Ex-Reagan Aide Says Tax Reform Would Be Harmful

Share
Associated Press

Murray L. Weidenbaum, formerly President Reagan’s chief economic adviser, said today that the President’s tax-overhaul plan would worsen national problems and should be abandoned in favor of serious efforts to reduce the budget and trade deficits.

“When I rank the most serious problems facing our country right now, tax reform doesn’t even make the list,” Weidenbaum, the first person to chair Reagan’s Council of Economic Advisers, told the Senate Finance Committee.

Two other economists with ties to the Reagan Administration--Alan Greenspan and Paul Craig Roberts--also said there are more important problems.

Advertisement

They agreed with Weidenbaum, and with three economic forecasters who testified Wednesday, that either Reagan’s tax bill or the version passed by the House would hurt the economy, especially the ability of U.S. businesses to compete abroad.

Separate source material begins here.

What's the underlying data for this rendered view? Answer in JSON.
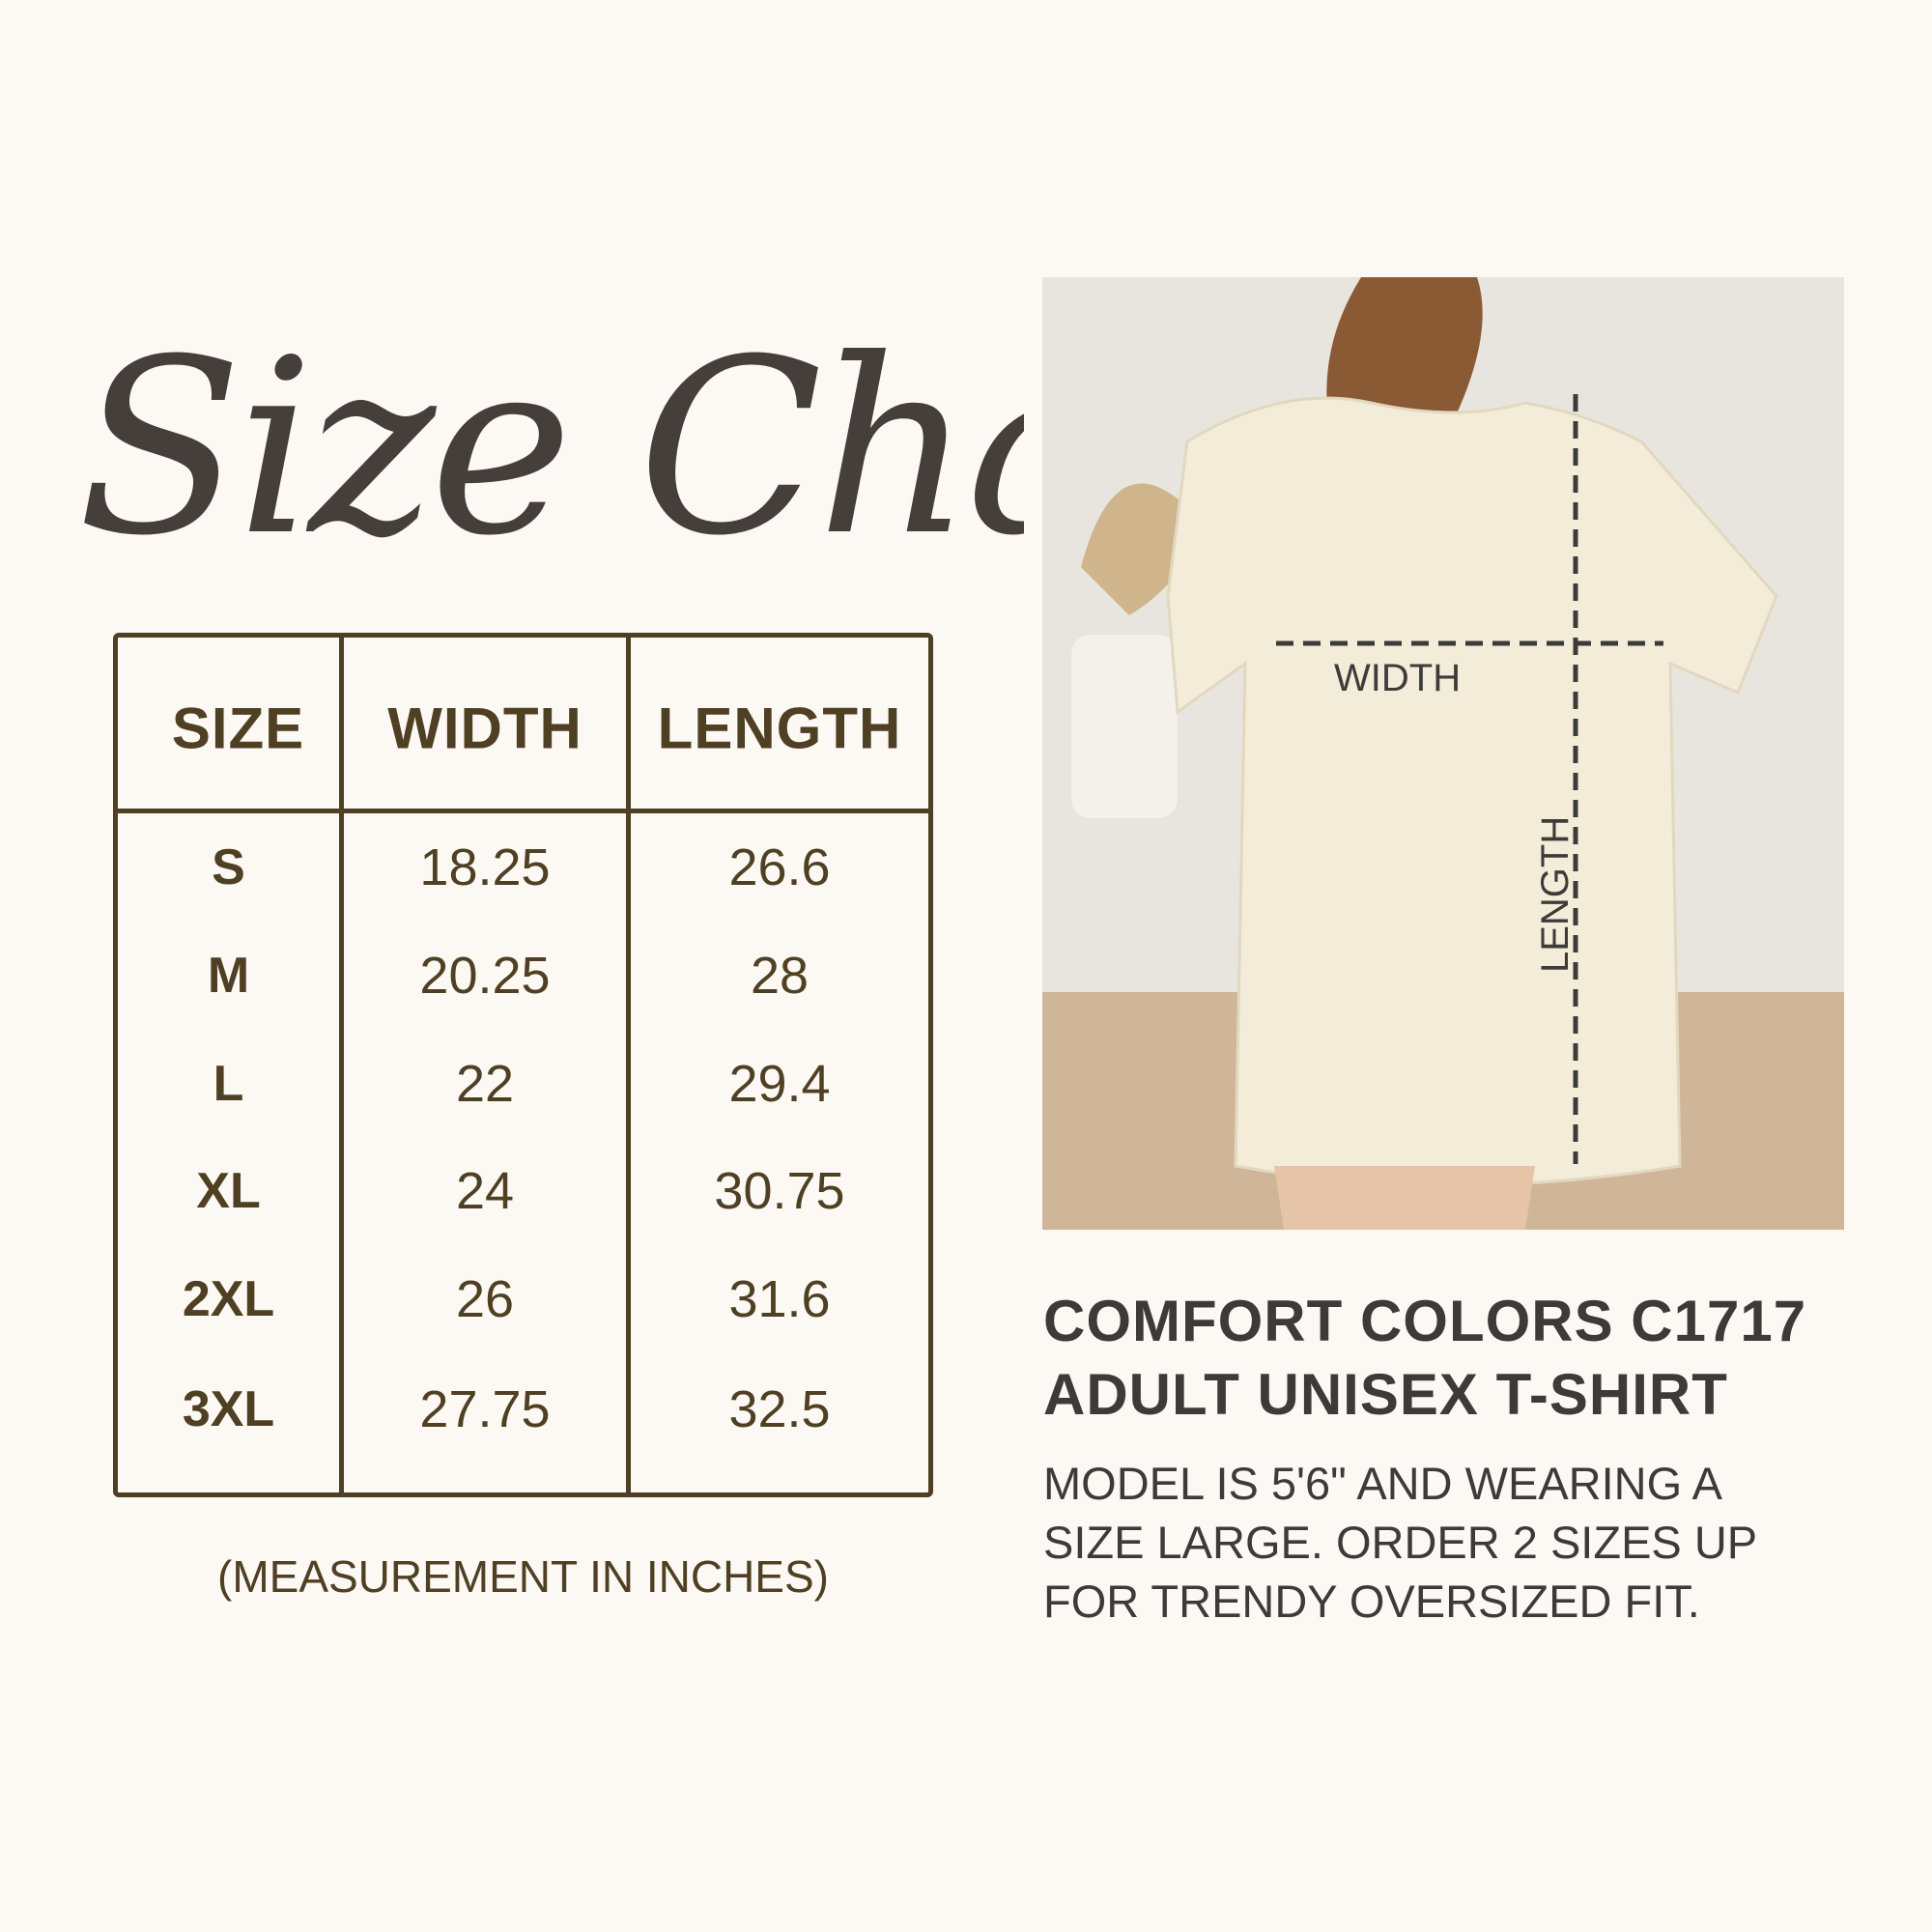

“Matching pluses and minuses suggests that the short-term impact of the (House) tax bill on the economy would be at least mildly negative,” said Greenspan, who has advised Reagan and served as chief economic adviser to President Gerald R. Ford.

“The major adverse impact of the tax bill is likely to be in manufacturing industries which already have been depressed significantly by high interest rates and the strong dollar.”

He said Reagan’s own tax bill was only marginally better than the House version.

Roberts, who as an assistant secretary of the Treasury helped put together Reagan’s 1981 tax plan, said of the 1985-86 version: “We can’t find any section of the economy that would be helped by this bill. . . . There doesn’t seem to be any real purpose for this bill.”

“It is an exercise in pretense,” added Roberts, now a professor at Georgetown University.

The Finance Committee is holding a final round of hearings on the tax legislation before beginning to write its own version. If the lawmakers followed the advice of their first six witnesses--all economists--they would abandon the effort.